🤖 AI Summary
Traditional arbitrary-precision arithmetic algorithms exhibit strong data dependencies that hinder effective exploitation of modern CPUs’ SIMD parallelism. This work proposes DigitsOnTurbo (DoT), a novel approach that restructures the dataflow and computation patterns of big-number operations to transform them into genuinely independent, data-parallel tasks—rather than merely vectorizing conventional algorithms. By fully leveraging SIMD instruction sets and aligning with contemporary CPU architectures, DoT achieves speedups of up to 1.85× and 2.3× for addition/subtraction and multiplication, respectively. When integrated into mainstream libraries, it improves end-to-end throughput by 19.3% in scientific computing workloads and reduces latency by 7.9% while increasing throughput by 5.9% in cryptographic applications.
📝 Abstract
Large-number arithmetic, widely used in scientific computing and cryptography, has seen limited adoption of single instruction, multiple data (SIMD) parallelism on modern CPUs due to the inherent dependencies in traditional algorithms.

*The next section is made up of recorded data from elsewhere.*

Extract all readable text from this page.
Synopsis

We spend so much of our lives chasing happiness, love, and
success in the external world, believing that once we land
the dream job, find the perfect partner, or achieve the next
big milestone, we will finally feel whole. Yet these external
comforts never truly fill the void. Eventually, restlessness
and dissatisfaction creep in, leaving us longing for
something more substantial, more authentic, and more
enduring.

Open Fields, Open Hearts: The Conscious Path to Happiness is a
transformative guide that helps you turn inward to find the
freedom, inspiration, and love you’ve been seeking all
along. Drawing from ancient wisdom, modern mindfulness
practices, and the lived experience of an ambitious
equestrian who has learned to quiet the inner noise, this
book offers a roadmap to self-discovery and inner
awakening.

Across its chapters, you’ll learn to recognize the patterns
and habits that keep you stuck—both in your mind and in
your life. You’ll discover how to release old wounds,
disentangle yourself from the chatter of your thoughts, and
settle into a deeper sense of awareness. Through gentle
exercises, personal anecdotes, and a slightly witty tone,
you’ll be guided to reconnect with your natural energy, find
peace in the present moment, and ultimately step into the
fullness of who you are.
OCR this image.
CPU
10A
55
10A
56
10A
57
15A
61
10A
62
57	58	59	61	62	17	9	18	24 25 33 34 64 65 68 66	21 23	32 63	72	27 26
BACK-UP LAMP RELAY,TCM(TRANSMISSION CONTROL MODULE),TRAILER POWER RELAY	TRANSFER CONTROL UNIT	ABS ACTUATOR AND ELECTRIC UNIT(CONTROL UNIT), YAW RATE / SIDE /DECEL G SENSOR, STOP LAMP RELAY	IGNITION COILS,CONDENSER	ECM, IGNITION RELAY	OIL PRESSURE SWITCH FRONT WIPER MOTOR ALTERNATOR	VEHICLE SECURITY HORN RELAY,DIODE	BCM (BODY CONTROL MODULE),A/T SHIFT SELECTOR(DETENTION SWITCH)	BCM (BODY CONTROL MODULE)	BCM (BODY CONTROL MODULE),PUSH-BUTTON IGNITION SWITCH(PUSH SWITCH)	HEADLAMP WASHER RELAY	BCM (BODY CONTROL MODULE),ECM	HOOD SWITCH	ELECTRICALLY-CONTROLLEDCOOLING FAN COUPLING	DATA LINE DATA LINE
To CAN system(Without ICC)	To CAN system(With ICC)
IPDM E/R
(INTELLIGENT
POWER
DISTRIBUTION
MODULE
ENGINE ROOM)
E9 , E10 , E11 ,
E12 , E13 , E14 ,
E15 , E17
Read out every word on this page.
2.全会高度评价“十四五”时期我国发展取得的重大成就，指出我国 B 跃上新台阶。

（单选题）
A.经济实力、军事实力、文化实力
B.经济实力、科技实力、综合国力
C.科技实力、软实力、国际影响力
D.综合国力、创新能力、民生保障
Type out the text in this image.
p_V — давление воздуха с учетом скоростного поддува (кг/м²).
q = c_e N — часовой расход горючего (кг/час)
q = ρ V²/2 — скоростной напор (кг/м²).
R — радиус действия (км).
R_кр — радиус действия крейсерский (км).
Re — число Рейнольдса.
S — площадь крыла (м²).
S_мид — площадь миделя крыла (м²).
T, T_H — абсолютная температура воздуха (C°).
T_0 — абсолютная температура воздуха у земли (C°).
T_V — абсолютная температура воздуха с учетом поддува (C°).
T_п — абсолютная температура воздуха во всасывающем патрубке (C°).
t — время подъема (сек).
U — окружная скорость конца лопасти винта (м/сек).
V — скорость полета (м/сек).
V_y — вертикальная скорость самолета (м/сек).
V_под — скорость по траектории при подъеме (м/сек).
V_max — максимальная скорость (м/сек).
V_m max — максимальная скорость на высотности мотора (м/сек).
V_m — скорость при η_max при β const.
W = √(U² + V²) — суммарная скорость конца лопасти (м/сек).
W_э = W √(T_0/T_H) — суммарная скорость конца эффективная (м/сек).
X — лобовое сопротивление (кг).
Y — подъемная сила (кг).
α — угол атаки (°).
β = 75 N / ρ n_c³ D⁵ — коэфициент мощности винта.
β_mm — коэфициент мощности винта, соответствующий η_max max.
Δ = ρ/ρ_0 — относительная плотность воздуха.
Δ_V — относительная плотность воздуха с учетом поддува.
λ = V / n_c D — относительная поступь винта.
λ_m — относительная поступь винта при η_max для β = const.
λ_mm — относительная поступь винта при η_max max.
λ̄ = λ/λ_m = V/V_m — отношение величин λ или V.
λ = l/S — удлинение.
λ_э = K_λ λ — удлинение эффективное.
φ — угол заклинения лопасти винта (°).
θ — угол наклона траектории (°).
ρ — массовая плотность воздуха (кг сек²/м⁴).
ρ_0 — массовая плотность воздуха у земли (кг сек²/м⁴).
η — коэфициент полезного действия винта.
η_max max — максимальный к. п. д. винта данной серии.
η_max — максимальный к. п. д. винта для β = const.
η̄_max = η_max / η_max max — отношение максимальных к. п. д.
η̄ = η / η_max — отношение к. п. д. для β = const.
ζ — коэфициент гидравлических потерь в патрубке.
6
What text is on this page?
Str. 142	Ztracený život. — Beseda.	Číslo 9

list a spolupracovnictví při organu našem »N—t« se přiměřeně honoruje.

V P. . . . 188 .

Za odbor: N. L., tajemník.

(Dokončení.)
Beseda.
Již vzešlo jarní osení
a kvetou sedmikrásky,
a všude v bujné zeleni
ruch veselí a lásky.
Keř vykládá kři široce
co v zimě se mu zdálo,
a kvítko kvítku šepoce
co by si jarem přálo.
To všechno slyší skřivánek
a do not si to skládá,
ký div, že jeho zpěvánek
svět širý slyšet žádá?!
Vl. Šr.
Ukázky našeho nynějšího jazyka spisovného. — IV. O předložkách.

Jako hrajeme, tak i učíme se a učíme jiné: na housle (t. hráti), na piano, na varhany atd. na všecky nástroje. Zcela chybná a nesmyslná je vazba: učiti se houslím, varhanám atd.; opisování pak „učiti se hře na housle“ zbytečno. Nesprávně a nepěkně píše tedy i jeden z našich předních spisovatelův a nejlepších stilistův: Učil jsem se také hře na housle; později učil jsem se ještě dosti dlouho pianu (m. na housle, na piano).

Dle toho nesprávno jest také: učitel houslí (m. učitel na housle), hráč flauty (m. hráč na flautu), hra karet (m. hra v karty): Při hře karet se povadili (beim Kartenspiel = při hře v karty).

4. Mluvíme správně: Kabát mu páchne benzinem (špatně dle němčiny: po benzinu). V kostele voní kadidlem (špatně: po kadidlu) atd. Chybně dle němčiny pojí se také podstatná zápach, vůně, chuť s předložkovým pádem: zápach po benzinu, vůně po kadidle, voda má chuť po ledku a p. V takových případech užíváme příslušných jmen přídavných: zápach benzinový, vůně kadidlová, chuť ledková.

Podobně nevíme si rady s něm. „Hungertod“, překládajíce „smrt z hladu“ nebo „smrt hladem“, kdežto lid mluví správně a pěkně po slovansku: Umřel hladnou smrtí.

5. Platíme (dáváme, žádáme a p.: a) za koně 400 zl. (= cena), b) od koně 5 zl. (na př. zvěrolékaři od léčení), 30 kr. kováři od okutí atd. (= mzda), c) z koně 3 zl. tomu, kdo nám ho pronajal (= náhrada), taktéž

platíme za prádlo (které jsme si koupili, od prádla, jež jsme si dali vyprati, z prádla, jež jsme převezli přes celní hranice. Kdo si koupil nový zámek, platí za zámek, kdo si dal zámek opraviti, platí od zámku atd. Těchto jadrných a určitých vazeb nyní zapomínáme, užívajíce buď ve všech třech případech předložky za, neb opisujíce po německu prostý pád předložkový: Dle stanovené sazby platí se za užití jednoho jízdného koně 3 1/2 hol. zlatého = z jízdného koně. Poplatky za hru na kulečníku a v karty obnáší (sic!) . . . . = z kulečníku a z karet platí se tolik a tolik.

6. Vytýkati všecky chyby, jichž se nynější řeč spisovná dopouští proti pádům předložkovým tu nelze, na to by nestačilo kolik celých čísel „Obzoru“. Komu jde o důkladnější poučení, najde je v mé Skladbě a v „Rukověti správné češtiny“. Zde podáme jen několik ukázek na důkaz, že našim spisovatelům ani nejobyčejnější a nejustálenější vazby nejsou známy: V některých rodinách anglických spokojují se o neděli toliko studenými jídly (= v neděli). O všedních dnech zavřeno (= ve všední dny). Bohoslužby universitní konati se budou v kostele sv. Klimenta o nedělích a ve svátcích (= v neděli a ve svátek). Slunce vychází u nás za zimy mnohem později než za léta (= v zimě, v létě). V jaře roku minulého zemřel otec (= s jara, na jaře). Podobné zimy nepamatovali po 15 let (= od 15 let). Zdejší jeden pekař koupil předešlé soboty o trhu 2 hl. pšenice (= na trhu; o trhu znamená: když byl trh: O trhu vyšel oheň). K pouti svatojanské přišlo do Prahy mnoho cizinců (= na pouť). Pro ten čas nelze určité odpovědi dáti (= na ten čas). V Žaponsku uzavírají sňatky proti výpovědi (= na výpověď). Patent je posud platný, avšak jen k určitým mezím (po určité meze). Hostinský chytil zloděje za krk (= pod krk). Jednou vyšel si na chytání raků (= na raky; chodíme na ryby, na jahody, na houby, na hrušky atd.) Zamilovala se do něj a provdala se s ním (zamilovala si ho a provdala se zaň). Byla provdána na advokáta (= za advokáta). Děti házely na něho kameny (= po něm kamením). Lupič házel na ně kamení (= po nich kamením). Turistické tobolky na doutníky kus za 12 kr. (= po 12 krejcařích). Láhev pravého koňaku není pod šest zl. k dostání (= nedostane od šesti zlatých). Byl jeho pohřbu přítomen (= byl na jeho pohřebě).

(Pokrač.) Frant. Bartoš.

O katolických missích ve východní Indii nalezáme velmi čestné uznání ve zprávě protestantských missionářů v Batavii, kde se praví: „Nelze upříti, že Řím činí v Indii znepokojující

We present DigitsOnTurbo (DoT), which restructures the computation around independent, data-parallel operations, rather than vectorizing the standard algorithms, thereby leveraging the benefits provided by SIMD. Over prior SIMD implementations, DoT achieves up to 1.85x speedups for addition and subtraction, and 2.3x for multiplication. When integrated into state-of-the-art libraries, DoT yields up to 4x speedup for addition and subtraction, and up to 2x speedup for multiplication, cascading into end-to-end throughput gains of up to 19.3% for scientific computations, and up to 7.9% latency and 5.9% throughput improvements on cryptographic implementations.